Sanders and Democratic New Jersey Senator Bob Menendez suggest imposing an income limit, as high as $550,000, on who can benefit from a SALT deduction. Since all 50 Democrats need to be in agreement to pass the legislation, these two Senators alone could hold up the bill’s passage if their SALT concerns are not addressed. And they are not the only members of the caucus who are still mulling the provision. “I still have some concerns. There are a lot of people in Virginia who would benefit from SALT,” Sen. Mark Warner, a Virginia Democrat, said Thursday. “Some of these discussions are active and I’m waiting to see how they unwind.”

Tax credits for union-made electric vehicles

At least one component of the $550 billion Democrats have set aside for climate action appears at risk of being axed in the Senate: A provision that would provide people who purchase electric vehicles with a $7,500 fully deductible tax credit.

The credit can be claimed by car dealers on behalf of the person purchasing the car, which makes it so a car dealer could deduct the tax break from their original sticker price. The bigger issue is that Americans who purchase the vehicle from an American manufacturer with union represented workers would get an additional $4,500 worth of tax credits, providing a boon to companies like Ford and General Motors, who meet those criteria. But Toyota, which has a manufacturing presence in Manchin’s home state of West Virginia, could lose out because people who buy electric vehicles from the Japanese carmaker would only qualify for the $7,500 base credit.

“This can’t happen. It’s not who we are as a country. It’s not how we built this country, and the product should speak for itself,” Manchin said in November, according to Automotive News. “We shouldn’t use everyone’s tax dollars to pick winners and losers… Hopefully, we’ll get that… corrected.”

Immigration reform

One-third of Americans believe that the nation should make it easier to immigrate here, which is the highest ever proportion to think so. But America has not enacted major immigration reform since 1986. Democrats sought to change that through reconciliation, in order to bypass the two-thirds majority support that other types of legislation need to get through the Senate.

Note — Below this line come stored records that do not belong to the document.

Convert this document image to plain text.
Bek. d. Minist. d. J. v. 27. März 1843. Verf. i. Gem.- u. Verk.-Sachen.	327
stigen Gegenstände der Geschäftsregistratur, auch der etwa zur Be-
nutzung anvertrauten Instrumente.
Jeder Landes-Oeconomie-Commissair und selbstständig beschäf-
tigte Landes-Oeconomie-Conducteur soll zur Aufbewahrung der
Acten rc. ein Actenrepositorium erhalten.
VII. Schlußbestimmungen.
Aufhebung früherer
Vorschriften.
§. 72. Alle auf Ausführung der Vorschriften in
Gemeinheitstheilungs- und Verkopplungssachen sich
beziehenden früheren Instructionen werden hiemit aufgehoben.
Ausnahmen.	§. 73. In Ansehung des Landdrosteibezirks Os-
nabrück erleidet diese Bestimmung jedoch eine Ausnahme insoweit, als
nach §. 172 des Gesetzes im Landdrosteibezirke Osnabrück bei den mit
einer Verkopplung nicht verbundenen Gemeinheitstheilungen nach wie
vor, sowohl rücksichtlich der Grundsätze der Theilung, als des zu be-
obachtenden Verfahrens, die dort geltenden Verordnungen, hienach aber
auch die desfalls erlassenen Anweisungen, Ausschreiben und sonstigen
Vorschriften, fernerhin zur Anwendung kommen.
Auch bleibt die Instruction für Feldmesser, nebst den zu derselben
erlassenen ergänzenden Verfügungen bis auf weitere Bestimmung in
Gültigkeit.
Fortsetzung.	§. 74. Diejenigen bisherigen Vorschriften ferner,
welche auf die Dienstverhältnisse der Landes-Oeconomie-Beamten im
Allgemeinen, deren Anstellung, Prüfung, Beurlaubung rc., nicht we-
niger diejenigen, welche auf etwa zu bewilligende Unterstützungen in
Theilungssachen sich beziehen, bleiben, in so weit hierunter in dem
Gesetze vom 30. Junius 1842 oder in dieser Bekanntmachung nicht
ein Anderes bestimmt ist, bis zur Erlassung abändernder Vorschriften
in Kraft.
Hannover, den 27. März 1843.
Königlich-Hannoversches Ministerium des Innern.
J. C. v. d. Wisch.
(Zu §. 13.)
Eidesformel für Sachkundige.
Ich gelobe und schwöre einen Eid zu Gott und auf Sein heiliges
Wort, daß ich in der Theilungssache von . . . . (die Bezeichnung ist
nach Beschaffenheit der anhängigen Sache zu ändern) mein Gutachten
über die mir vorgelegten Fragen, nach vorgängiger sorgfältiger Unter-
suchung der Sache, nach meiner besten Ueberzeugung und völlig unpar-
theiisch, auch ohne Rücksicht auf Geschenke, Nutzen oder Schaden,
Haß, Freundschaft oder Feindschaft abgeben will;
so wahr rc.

The original idea was to create a pathway to legal status for the millions of undocumented immigrants living in the United States. Senate parliamentarian Elizabeth MacDonough, a non-elected official who determines what would sufficiently affect the budget to be included in a reconciliation bill, thwarted this attempt, assessing that such a provision would equate to a “tremendous and enduring policy change that dwarfs its budgetary impact.” Democrats’ Plan B, offering undocumented migrants who entered the country before 2010 a pathway to green cards, was also blocked by MacDonough.

Currently, the Build Back Better text offers a much narrower proposal to reform immigration: giving undocumented immigrants who entered the U.S. illegally before 2011 the ability to apply for renewable employment authorizations, protecting them from the risk of deportation for five-year stretches at a time. “This has been such a challenging journey this year, trying to get a pathway to citizenship into the reconciliation bill,” Rep. Veronica Escobar, a Texas Democrat, said at a Thursday press conference. “What we are left with, very likely, is work permits and protections. And I will tell you, while that is absolutely inadequate, we have to get that across the goal line.”

It’s not clear they will. While Sinema said she supports the current package’s immigration proposals, she also acknowledged there are “legal limitations to what can be done in a reconciliation package.” Manchin told Fox News in November that he generally did not support changes to immigration policy that were not accompanied by enhanced border security. “For us to even be talking about immigration without border security is ludicrous,” he said.

Even if Sinema and Manchin sign on, the fate of an estimated 7 million migrants who may qualify for parole under the policy could still be blocked by the Parliamentarian if she concludes the measure does not have a significant enough impact on the budget to be enacted through a simple majority vote.